Opening up are Healing Magic, pretty much unknown in the UK and some post gig research shows they feature one of Max's sons in their ranks which would explain their billing on the tour. Main support are the mighty Conan, who seem to go from strength to strength. The north western UK doom metal trio are unlike any doom band you have witness before. The bass, that bass... it's low, it's dirty, you feel it. Wave after wave of bass line hitting you, shaking you, destroying you. All whilst Jon Davis' guitar screeches and vocals batter the senses. The only way to understand how Conan make the listener feel is to see them live and in front of a packed house they delivered on point.

When Iggor Cavalera appears from the back of the stage and stands tall on his drum riser, the crowd erupts, this is what they have all been waiting for. Following shortly on is his brother Max an unmistakable figure; stocky, dreadlocked hair, unkempt beard, distinctive growl acknowledging the town he is performing in tonight. Without any fuss they launch into 'Beneath the Remains' the title song from the first of two albums being featured today.

It takes a few minutes for both the band and the crowd to click, as the song rumbles on the atmosphere builds and the crowd get rowdy. When 'Inner Self' follows on the pit goes wild. Max mentions their first ever UK shows (with Sodom) as they drive through the opening half of the set, the crowd tonight hark back to that tour - they are older now, but their appetite for the Brazilians extreme brand of music does not let up.

The first half of the set features songs exclusivly from the 'Beneath the Remains ' album; 'Stronger Than Hate', 'Mass Hypnosis', 'Slaves of Pain' etc. Accompanying the brothers are Max's Soulfly bandmates Marc Rizzo and Mike Leon and it has to be said between Iggor and Marc the two of them hold the band together. Iggor near perfection on the drum stool, but Marc is the driving force of the sound - every tune he holds together and without him I dread to think what this show would sound like. Whilst the show as a whole is fantastic, Max adds little depth or meaning on his own guitar and at times you wish he'd just put it down and concentrate on vocals.

The second half of the set focuses on the 'Arise' album, the title track followed by 'Dead Embryonic Cells', 'Desperate Cry', 'Altered State' and more before rounding off with the cover of Motorhead classic 'Orgasmatron'. Again the set is highlighted by Rizzo's performance amazing guitar work and some sublime solos to boot.

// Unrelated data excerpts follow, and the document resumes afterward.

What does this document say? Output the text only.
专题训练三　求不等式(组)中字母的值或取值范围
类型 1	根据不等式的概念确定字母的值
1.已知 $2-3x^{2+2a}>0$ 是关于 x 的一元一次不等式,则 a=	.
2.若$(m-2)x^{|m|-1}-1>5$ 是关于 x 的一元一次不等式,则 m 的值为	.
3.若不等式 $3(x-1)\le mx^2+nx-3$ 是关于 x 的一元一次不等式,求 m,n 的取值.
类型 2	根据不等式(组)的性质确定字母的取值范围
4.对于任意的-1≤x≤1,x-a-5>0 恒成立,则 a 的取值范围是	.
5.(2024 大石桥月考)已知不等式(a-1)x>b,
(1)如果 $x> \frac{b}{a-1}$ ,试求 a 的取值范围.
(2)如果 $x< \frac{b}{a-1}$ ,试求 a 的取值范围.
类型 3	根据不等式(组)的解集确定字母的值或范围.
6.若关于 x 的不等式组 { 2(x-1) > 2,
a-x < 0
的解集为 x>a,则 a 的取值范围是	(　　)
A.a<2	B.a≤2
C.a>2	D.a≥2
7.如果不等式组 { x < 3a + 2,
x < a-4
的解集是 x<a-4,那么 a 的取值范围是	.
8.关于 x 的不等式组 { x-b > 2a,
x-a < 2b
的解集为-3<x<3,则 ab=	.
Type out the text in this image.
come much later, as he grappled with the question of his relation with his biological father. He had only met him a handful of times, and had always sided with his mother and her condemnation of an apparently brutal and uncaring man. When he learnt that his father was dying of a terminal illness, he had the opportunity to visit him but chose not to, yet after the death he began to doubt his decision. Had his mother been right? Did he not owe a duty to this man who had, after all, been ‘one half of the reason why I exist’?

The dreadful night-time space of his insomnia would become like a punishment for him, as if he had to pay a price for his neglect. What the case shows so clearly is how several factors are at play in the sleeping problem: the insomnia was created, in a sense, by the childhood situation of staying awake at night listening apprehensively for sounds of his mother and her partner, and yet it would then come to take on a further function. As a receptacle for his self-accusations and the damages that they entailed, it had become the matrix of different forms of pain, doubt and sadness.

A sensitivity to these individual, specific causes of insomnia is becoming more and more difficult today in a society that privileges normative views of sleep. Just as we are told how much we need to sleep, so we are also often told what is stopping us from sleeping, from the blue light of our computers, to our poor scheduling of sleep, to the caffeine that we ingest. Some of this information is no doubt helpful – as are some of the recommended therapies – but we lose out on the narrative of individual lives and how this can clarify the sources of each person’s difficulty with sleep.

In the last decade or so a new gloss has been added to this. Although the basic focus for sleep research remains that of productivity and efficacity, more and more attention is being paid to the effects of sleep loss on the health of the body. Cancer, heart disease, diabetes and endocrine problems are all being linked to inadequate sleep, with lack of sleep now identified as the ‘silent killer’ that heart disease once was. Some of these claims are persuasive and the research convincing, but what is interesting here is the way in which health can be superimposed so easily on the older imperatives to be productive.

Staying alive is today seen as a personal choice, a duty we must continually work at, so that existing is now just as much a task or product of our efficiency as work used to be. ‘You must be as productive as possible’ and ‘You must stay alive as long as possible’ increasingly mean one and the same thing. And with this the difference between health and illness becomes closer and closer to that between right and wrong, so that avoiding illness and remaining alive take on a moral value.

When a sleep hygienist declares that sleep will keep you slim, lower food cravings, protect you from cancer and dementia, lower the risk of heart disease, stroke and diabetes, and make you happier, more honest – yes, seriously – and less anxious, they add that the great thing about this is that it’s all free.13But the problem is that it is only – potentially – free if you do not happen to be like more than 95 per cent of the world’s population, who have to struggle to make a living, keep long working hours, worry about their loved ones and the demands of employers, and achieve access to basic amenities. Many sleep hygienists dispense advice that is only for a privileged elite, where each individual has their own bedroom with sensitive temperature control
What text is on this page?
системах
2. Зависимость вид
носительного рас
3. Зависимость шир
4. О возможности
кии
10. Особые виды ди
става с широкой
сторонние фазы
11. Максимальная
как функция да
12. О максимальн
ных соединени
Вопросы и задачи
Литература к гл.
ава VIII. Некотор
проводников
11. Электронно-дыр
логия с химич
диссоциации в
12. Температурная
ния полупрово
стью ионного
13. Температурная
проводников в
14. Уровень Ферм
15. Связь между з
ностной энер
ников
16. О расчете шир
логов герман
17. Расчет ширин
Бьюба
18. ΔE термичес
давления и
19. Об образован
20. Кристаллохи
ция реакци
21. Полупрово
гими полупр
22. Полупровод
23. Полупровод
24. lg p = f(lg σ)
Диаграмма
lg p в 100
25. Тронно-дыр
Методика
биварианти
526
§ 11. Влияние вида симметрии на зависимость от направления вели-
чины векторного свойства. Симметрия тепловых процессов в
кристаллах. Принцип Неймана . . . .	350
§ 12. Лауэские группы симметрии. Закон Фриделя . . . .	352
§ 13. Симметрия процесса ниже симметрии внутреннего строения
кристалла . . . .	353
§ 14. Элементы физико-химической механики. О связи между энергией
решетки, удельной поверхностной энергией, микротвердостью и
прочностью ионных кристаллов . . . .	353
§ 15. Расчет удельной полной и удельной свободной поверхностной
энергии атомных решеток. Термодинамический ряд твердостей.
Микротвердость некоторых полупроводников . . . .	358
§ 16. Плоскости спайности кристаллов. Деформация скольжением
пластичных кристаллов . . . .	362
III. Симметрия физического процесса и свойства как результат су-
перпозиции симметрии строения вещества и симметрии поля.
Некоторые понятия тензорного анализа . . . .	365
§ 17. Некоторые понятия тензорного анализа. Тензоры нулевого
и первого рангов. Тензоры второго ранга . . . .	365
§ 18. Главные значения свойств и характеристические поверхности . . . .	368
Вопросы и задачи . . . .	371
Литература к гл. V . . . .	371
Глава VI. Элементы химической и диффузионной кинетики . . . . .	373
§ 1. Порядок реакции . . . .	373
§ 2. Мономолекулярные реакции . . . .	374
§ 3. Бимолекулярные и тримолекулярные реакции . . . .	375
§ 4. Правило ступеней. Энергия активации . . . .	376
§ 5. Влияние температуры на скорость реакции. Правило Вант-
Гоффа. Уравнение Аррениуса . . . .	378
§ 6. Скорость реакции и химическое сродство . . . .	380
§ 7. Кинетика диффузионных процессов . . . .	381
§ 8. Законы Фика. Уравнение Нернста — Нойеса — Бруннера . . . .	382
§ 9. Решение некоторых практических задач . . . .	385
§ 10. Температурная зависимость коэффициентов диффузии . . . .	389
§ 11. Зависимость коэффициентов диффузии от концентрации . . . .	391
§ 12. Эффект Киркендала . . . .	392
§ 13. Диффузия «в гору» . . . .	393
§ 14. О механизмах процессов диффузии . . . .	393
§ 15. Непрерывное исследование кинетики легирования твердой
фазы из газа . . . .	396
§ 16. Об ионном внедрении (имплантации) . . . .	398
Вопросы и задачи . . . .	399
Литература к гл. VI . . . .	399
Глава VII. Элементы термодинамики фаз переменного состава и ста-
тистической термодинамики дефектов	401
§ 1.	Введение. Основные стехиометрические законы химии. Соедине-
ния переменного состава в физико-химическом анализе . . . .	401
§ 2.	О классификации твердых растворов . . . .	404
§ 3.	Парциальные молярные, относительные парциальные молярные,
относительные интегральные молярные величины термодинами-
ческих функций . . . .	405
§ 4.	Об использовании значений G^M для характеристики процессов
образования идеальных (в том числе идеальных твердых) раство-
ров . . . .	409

When the band return for an encour they have some guests with them - Janiak and Bones of Discharge. At this point Max goes vocals only with Bones taking over guitar duty. They perform two Discharge covers which sound fantastic, this highlights why Max focusing on vocals is the way forward. With second guitar duties lying elsewhere it really clears the sound of the line up, it's a change Max should really consider making.

A crowd sing along to Black Sabbath's 'War Pigs' signals the beginning of the end of the set before its topped off with a medley of 'Beneath The Remains', 'Arise' and 'Dead Embryonic Cells' which gives the pit one last hurrah before its all over.

Ultimately the night was a way to reminisce on late 80's/early 90's Sepultura. The crowd were just as wild as the shows back then. The music just as violent, the atmosphere just as electric. Some band members may not be the same performers as they were in their heyday, but that doesn't lessen the impact the show had. Without an original Sepultura reunion - which will probably never happen - this was the best any of their fans will get to that old school Sepultura vibe.